台湾をめぐるアメリカと中国の武力衝突を視野に入れ、日本の防衛力整備計画は継戦能力の強化に力を入れている。台湾有事リスクが高まる中、起こりうる最も危険なシナリオとは?――この問題に詳しい米タフツ大学准教授のマイケル・ベックリー氏と筆者が意見を交わした。※本稿は、村野 将『米中戦争を阻止せよ トランプの参謀たちの暗闘』(PHP研究所)の一部を抜粋・編集したものです。
中国共産党が台湾への
軍事侵攻に踏み切る「Xデー」は?
村野 将(以下、村野) 日本で台湾問題に対する関心が高まっている理由の1つに、インド太平洋軍司令官をはじめとする米国の軍・情報機関の高官が「2027年」といった具体的な時期を示して、その危機感を露わにしていることが影響しているように思います。

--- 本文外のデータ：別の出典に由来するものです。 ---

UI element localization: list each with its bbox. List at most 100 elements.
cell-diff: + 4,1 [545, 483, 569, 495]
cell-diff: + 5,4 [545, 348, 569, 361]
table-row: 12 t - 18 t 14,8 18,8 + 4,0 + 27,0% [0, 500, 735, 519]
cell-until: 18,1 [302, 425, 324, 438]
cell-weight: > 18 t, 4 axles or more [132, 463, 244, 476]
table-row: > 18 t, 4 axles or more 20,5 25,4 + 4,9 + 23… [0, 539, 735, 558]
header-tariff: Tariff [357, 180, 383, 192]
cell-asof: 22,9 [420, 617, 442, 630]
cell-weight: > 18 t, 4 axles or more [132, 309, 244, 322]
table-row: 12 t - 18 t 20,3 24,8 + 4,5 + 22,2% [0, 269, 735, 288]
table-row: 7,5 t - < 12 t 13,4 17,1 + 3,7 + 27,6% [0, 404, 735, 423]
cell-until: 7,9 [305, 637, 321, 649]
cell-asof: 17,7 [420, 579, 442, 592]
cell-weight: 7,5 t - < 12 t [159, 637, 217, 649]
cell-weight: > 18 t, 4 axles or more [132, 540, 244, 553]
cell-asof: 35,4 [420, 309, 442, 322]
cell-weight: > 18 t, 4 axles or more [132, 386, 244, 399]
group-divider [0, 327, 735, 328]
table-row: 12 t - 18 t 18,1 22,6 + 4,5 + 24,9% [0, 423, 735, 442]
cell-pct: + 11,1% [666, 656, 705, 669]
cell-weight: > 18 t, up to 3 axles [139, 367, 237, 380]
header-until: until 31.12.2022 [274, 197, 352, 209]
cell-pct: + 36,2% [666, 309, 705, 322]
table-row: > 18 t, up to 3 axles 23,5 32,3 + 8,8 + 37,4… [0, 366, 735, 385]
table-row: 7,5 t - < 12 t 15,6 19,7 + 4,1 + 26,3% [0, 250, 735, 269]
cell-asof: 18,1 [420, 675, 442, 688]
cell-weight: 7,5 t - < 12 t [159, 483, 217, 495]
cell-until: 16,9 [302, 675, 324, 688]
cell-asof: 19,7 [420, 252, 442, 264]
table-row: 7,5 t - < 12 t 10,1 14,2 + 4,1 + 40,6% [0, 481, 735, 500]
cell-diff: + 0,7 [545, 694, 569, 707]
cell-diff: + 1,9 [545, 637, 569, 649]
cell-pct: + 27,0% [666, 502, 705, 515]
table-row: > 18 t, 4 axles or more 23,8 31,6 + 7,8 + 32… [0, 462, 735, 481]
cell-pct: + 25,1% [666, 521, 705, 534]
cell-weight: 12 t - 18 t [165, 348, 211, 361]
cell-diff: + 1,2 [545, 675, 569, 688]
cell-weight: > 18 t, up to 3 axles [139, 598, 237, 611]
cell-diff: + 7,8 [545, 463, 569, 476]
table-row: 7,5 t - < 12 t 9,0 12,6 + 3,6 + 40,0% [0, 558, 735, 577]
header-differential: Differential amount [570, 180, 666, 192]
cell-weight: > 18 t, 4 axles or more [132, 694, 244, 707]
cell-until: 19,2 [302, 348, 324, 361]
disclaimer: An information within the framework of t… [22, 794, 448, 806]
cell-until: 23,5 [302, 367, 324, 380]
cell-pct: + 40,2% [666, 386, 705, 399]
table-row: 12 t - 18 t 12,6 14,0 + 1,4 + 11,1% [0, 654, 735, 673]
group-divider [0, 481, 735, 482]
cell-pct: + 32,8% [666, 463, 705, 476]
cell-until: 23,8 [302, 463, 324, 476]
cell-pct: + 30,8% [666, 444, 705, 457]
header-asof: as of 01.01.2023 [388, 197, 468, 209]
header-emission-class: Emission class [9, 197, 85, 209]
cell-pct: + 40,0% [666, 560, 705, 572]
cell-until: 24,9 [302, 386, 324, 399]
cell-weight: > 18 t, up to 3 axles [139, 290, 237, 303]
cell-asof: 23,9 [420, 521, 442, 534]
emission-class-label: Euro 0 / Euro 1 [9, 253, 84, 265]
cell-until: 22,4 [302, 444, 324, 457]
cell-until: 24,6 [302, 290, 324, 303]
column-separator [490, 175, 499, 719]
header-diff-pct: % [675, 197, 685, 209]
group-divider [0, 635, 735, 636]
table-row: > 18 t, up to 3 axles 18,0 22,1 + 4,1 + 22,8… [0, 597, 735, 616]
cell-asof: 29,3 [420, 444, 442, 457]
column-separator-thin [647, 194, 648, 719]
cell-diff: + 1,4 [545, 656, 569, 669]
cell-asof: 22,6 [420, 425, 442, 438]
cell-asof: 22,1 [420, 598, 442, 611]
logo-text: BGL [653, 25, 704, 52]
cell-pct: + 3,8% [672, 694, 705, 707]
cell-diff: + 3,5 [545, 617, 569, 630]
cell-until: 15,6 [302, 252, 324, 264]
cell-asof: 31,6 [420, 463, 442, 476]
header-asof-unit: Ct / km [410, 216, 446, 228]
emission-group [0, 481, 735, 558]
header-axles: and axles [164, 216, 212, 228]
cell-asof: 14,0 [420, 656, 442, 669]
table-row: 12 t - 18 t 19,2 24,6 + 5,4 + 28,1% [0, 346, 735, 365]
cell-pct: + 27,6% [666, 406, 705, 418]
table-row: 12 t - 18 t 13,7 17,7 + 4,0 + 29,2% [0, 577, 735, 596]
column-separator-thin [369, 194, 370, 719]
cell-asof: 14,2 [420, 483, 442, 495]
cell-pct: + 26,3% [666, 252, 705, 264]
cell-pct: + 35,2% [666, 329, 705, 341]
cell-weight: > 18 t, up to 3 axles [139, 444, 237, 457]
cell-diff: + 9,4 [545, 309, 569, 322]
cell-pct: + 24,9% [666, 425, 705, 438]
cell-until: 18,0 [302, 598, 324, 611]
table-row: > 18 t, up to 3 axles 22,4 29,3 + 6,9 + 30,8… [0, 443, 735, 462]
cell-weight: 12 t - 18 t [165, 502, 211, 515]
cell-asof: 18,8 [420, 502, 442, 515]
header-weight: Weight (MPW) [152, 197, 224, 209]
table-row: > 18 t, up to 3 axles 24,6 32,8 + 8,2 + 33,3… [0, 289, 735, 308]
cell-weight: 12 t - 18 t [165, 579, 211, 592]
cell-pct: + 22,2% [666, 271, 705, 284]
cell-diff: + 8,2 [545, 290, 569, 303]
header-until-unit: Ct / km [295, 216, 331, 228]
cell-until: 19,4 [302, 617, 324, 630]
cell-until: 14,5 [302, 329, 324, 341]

そこで最初に議論したいのは、台湾を巡る危機リスクの時間軸についてです。国際関係論ではいわゆる「パワー・トランジション(力の移行)」を巡る議論の1つとして、国家が冒険主義的な行動に出るのは力に自信をつけているときか、それとも自信を失いつつあるときかという議論がなされてきました。
これに関して、ベックリーさんはハル・ブランズさん(ジョンズ・ホプキンス大学教授)との共著『デンジャー・ゾーン』のなかで、中国の力はすでにピークに差し掛かりつつあり、その力が弱くなる時期こそが危険だという分析をしていますね。
マイケル・ベックリー(以下、ベックリー) 誤解のないよう最初に言っておくと、私たちは中国が現時点で衰退していると考えているわけではありません。私たちは国家を3つに類型しています。すなわち「台頭する国家」「衰退する国家」、そして「ピークを迎える国家」です。